The best characterisation in the film comes from Cameron Diaz. Her performance as the female heir to the masculine throne of team management is the only one given sufficient breathing space to develop. Perhaps because the visual charms of Ms. Diaz herself are an adequate hard sell in themselves, Stone seems to feel less need to cut away from her than he does from everyone else, and thus she holds the centre of the image whenever she's on screen. Her character enjoys a degree of conflict and nuance which does question the role of money in the modern game. Her manoeuverings dealing with politicians and the media are fascinating in themselves, raising questions about gender roles and personal motivation relevant to the subject matter. Diaz carries herself with a convincing determination which masks the generically predetermined vulnerability, but at least she comes out of it as more than just a cipher. Pacino is still strong enough a presence to register, but only in fleeting glimpses of an agonised, lined, face amid the sound and fury. His constant references to the history and heritage of the game do seem too much like the usual Stone speechifying though, and the character has no surprises for us even at the end. The others are mostly ghosts, vague shadows which drift in and out of view leaving a sense of their passing but never seeming quite real.
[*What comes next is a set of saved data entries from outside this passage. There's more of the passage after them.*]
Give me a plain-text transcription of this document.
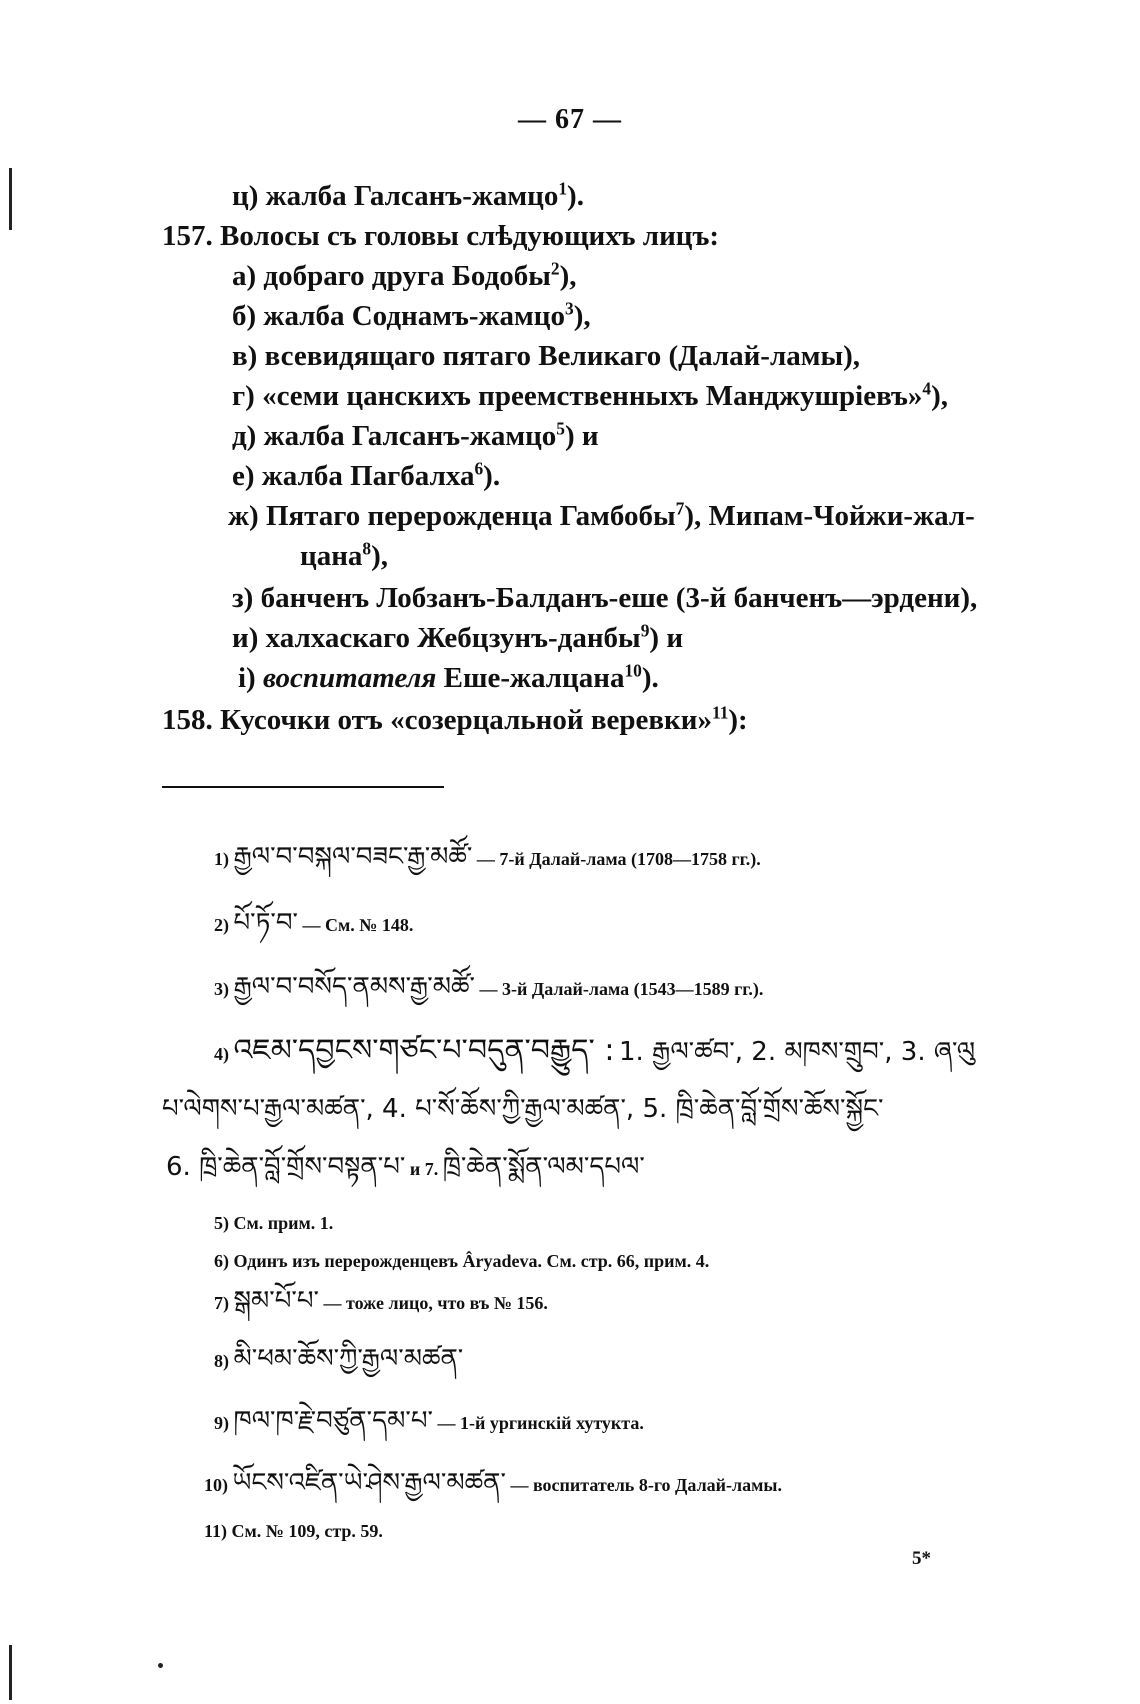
— 67 —
ц) жалба Галсанъ-жамцо$^1$).
157. Волосы съ головы слѣдующихъ лицъ:
а) добраго друга Бодобы$^2$),
б) жалба Соднамъ-жамцо$^3$),
в) всевидящаго пятаго Великаго (Далай-ламы),
г) «семи цанскихъ преемственныхъ Манджушріевъ»$^4$),
д) жалба Галсанъ-жамцо$^5$) и
е) жалба Пагбалха$^6$).
ж) Пятаго перерожденца Гамбобы$^7$), Мипам-Чойжи-жал-
цана$^8$),
з) банченъ Лобзанъ-Балданъ-еше (3-й банченъ—эрдени),
и) халхаскаго Жебцзунъ-данбы$^9$) и
і) воспитателя Еше-жалцана$^{10}$).
158. Кусочки отъ «созерцальной веревки»$^{11}$):
1) རྒྱལ་བ་བསྐལ་བཟང་རྒྱ་མཚོ་ — 7-й Далай-лама (1708—1758 гг.).
2) པོ་ཏོ་བ་ — См. № 148.
3) རྒྱལ་བ་བསོད་ནམས་རྒྱ་མཚོ་ — 3-й Далай-лама (1543—1589 гг.).
4) འཇམ་དབྱངས་གཙང་པ་བདུན་བརྒྱུད་ : 1. རྒྱལ་ཚབ་, 2. མཁས་གྲུབ་, 3. ཞ་ལུ
པ་ལེགས་པ་རྒྱལ་མཚན་, 4. པ་སོ་ཆོས་ཀྱི་རྒྱལ་མཚན་, 5. ཁྲི་ཆེན་བློ་གྲོས་ཆོས་སྐྱོང་
6. ཁྲི་ཆེན་བློ་གྲོས་བསྟན་པ་ и 7. ཁྲི་ཆེན་སྨོན་ལམ་དཔལ་
5) См. прим. 1.
6) Одинъ изъ перерожденцевъ Âryadeva. См. стр. 66, прим. 4.
7) སྒམ་པོ་པ་ — тоже лицо, что въ № 156.
8) མི་ཕམ་ཆོས་ཀྱི་རྒྱལ་མཚན་
9) ཁལ་ཁ་རྗེ་བཙུན་དམ་པ་ — 1-й ургинскій хутукта.
10) ཡོངས་འཛིན་ཡེ་ཤེས་རྒྱལ་མཚན་ — воспитатель 8-го Далай-ламы.
11) См. № 109, стр. 59.
5*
It is a pity that Stone has imposed his presence on the film to this extent. It may, of course make it all the more appealing to contemporary youth audiences, who probably don't much care about human beings anyway. Those who are as interested in seeing men being mangled and beaten as in understanding why they would submit to this week after week will doubtlessly enjoy the gut-punching portrayal of physical duress, and find the references to the classically gladiatorial nature of pro-footballers ennobling and affirmative. But it is all posturing, an uninsightful, superficial trip through another of Stone's postmodern mindscapes (JFK, Natural Born Killers) where stream of consciousness has replaced consciousness itself.